Big Journalism correspondents usually stick to pointing out often legitimate spin against the right wing in the mainstream media, but Archy Cary went one step further to analyze the well-documented media bias against victims of natural and political disasters.

Asking “Has Haiti Fallen Victim to the MSM’s Short Attention Span?”, Cary notes that the media has been unreliable in following up on the victims of massive humanitarian disasters in the past, specifically in the Cambodian genocide perpetrated by the radical leftist Khmer Rouge. But he called out one journalist who is sticking with the story.

Cary is generally correct in his assessment. But then he proceeded to berate American journalists for repeating history:

Remember how, against the backdrop of Caribbean foliage, CNN’s Anderson Cooper breathlessly reported the earthquake carnage?  Remember how NBC’s Brian Williams did a touch-and-go at the Port-au-Prince Airport – the big dog reporting live from Haiti in casual attire? Remember how FOX’s Shepherd [sic] Smith tried, on-air, to facilitate the transfer of an adopted Haitian child to the U.S. couple who lacked only a signature from the U.S. Department of State to bring the child to America? Shep to the rescue.
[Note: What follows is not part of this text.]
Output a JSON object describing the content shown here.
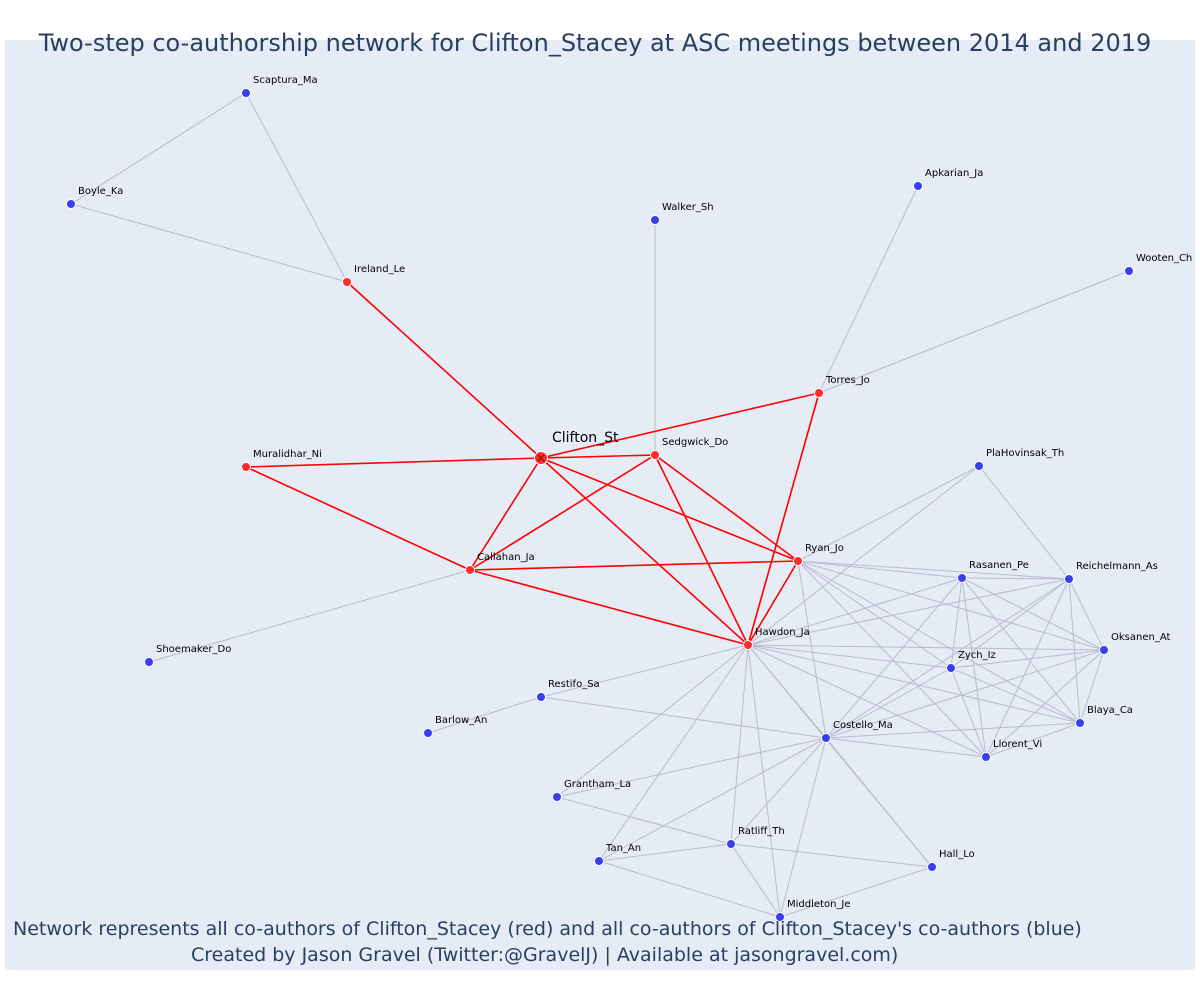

The problem with this accusation is that the reason our memory of Anderson Cooper breathlessly reporting the earthquake carnage is so vivid is because he is still doing that on his program to this day. Cooper returned to New York for a week to anchor his show, but went back to Haiti this weekend. He wrote a blog post explaining that he left because he “needed a break,” but his conscience wouldn’t let him leave the story to die with its victims. Here is a clip of Anderson Cooper and Sanjay Gupta shamefully ignoring the Haitian disaster last night:


Yes, the media has a history of exploiting disasters rather than helping to pick up the pieces, but Cooper has been one of the few to remain loyal to the people whose plight he has helped broadcast around the world, and deserves a little more respect for his work than being called out for not paying enough attention to something he has been covering almost exclusively on his program.